«Ne vediamo di tutti i colori», «la situazione è precipitata», «siamo soli» e «siamo le prime vittime di queste bande».
Pensieri, parole e sfoghi che circolano fra la Darsena e le Colonne, fra i titolari di locali che si sentono «in balia» di «veri e propri delinquenti». Altro che movida. Il punto è proprio questo e il titolare di un'attività storica della Darsena lo spiega bene: solo per pigrizia si può parlare di «movida» per descrivere un fenomeno che, col divertimento, non ha nulla a che spartire. «C'è un'escalation delinquenziale che non c'entra proprio niente con la frequentazione dei locali - racconta - E deriva in primo luogo dal fatto che certi luoghi non sono presidiati, e parlo della Darsena, di corso Como, di via Lecco e corso Sempione. Quando c'è molta gente, dopo una carta ora, in certi posti si intrufolano delle vere e proprie bande».
«Fino alla mezzanotte - spiega - tutto è tranquillo e il posto è frequentato da famiglie, non si percepisce alcun pericolo, se non quello rappresentato da piccoli furti, cose che possono avvenire in tutti i locali. Ma è quel che succede dopo la mezzanotte che fa paura, è un giro di giovanissimi, soprattutto stranieri devo dire, bande di giovani che imperversano». «Noi - racconta - abbiamo fatto una scelta: chiudiamo con un'ora di anticipo per non avere problemi con queste bande. Chiudiamo all'una». «Quel che ci sorprende - prosegue - è che non ci sia alcune presidio dopo una certa ora, come se si creasse un limbo. Ci sentiamo noi gestori responsabilizzati a controllare il territorio, ma non possiamo farlo noi».
I locali, questo ora è chiaro, sono vittime di questi fenomeni criminali. E stanno cercando di attuare contromisure: «Ci siamo messi d'accordo per puntare sulla qualità anche per fare un po' di selezione - dice il titolare del locale - non troverete nessuno fra noi che vende birra a 3 euro, e questo per evitare di attrarre ragazzini ubriachi e molesti. Stiamo cercando di alzare il target, io per esempio al sabato metto solo jazz». «Noi - prosegue il racconto - siamo le prime vittime di questa situazione. Qui in Darsena abbiamo lavorato a nostre spese sulla qualità e sulla sicurezza, stanno tornando i turisti e questo luogo è stato restituito alla città, ma il territorio e l'afflusso non possiamo controllarlo noi. E pensare che basterebbe un presidio, una pattuglia ferma, una camionetta dell'esercito basterebbe e avanzerebbe come deterrenza». «Qui - racconta - negli ultimi anni si è visto un peggioramento, e dal Covid in poi è una degenerazione. Noi ci siamo assunti la nostra responsabilità pagando di tasca nostra, riducendo gli orari, rinunciando a una parte degli incassi e pagandoci la sicurezza, ma il Comune e le istituzioni non ci tutelano. E se non ci fossimo noi?».

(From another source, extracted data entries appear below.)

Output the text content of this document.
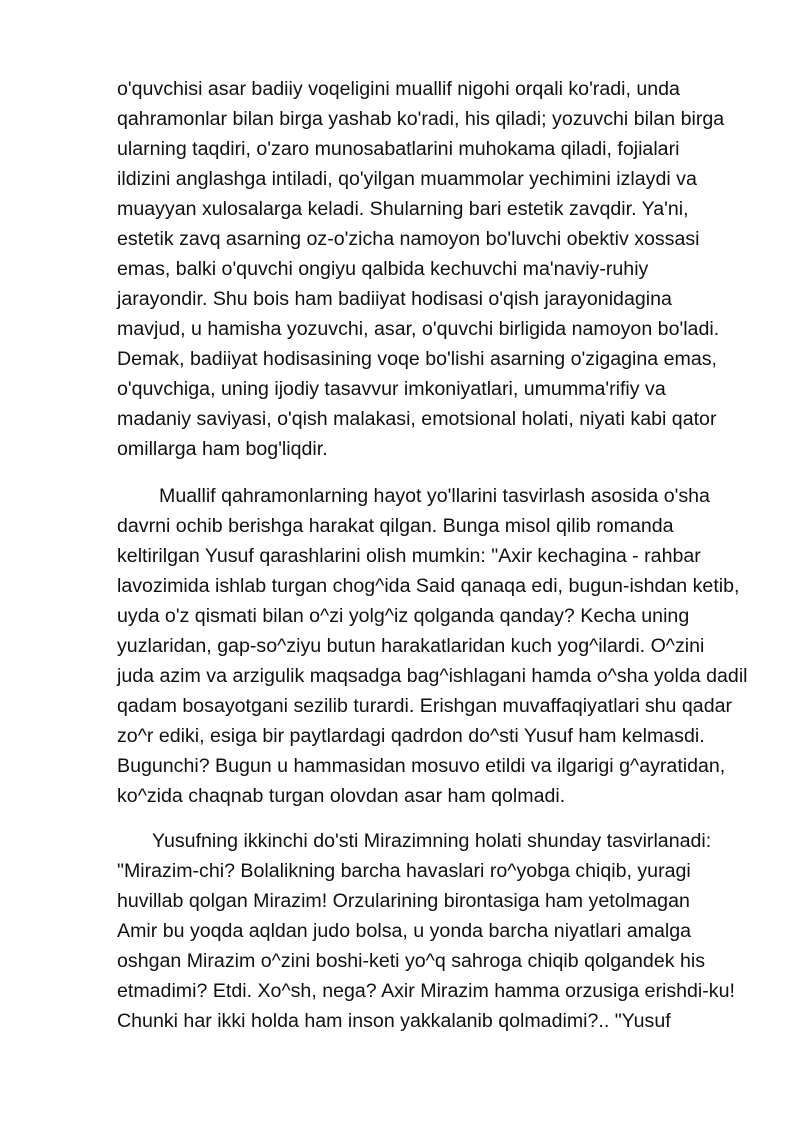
o'quvchisi asar badiiy voqeligini muallif nigohi orqali ko'radi, unda
qahramonlar bilan birga yashab ko'radi, his qiladi; yozuvchi bilan birga
ularning taqdiri, o'zaro munosabatlarini muhokama qiladi, fojialari
ildizini anglashga intiladi, qo'yilgan muammolar yechimini izlaydi va
muayyan xulosalarga keladi. Shularning bari estetik zavqdir. Ya'ni,
estetik zavq asarning oz-o'zicha namoyon bo'luvchi obektiv xossasi
emas, balki o'quvchi ongiyu qalbida kechuvchi ma'naviy-ruhiy
jarayondir. Shu bois ham badiiyat hodisasi o'qish jarayonidagina
mavjud, u hamisha yozuvchi, asar, o'quvchi birligida namoyon bo'ladi.
Demak, badiiyat hodisasining voqe bo'lishi asarning o'zigagina emas,
o'quvchiga, uning ijodiy tasavvur imkoniyatlari, umumma'rifiy va
madaniy saviyasi, o'qish malakasi, emotsional holati, niyati kabi qator
omillarga ham bog'liqdir.
Muallif qahramonlarning hayot yo'llarini tasvirlash asosida o'sha
davrni ochib berishga harakat qilgan. Bunga misol qilib romanda
keltirilgan Yusuf qarashlarini olish mumkin: "Axir kechagina - rahbar
lavozimida ishlab turgan chog^ida Said qanaqa edi, bugun-ishdan ketib,
uyda o'z qismati bilan o^zi yolg^iz qolganda qanday? Kecha uning
yuzlaridan, gap-so^ziyu butun harakatlaridan kuch yog^ilardi. O^zini
juda azim va arzigulik maqsadga bag^ishlagani hamda o^sha yolda dadil
qadam bosayotgani sezilib turardi. Erishgan muvaffaqiyatlari shu qadar
zo^r ediki, esiga bir paytlardagi qadrdon do^sti Yusuf ham kelmasdi.
Bugunchi? Bugun u hammasidan mosuvo etildi va ilgarigi g^ayratidan,
ko^zida chaqnab turgan olovdan asar ham qolmadi.
Yusufning ikkinchi do'sti Mirazimning holati shunday tasvirlanadi:
"Mirazim-chi? Bolalikning barcha havaslari ro^yobga chiqib, yuragi
huvillab qolgan Mirazim! Orzularining birontasiga ham yetolmagan
Amir bu yoqda aqldan judo bolsa, u yonda barcha niyatlari amalga
oshgan Mirazim o^zini boshi-keti yo^q sahroga chiqib qolgandek his
etmadimi? Etdi. Xo^sh, nega? Axir Mirazim hamma orzusiga erishdi-ku!
Chunki har ikki holda ham inson yakkalanib qolmadimi?.. "Yusuf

Alle Colonne, se possibile, la situazione è anche peggiore. E un altro esercente è ancor più arrabbiato. Esasperato. «Sono qui da 30 anni - racconta - e di porcherie non ne abbiamo viste abbastanza. Ogni anno, con la bella stagione, arrivano spacciatori, scippatori, e negli ultimi anni queste bande che attaccano risse con un pretesto e se la prendono con gente che non c'entra niente. Al Comune pare che non interessi niente, il signor sindaco Sala sa dire solo che Milano è grande e difficile da controllare. Qui non vediamo nessuno e il degrado aumenta. Le Colonne non possono essere illuminate e intanto aspettiamo un altro temporale. L'altro giorno - il racconto - alle 10 del mattina un tizio ci ha gettato il motorino per terra e stava buttando giù la porta, c'era solo personale femminile, terrorizzato». «La sorveglianza? Noi non ce la possiamo permettere. Già prima del Covid è stato un anno di fatturati pessimi, la gente scappa perché la zona è bella ma in balia di spacciatori, molestatori, scippatori, e ora col fenomeno di questi ragazzotti vestiti di tutto punto che vanno in giro a fare rapine».
«Gli affari vanno a ramengo - riflette - mi sto chiedendo se conviene star qui a pagare stipendi, tasse e bollette che ora costano quattro volte tanto. Ho due figli ma non so se augurare loro di andare avanti, siamo in balia di tutto. Ci facciamo mille domande ma non ci sono risposte».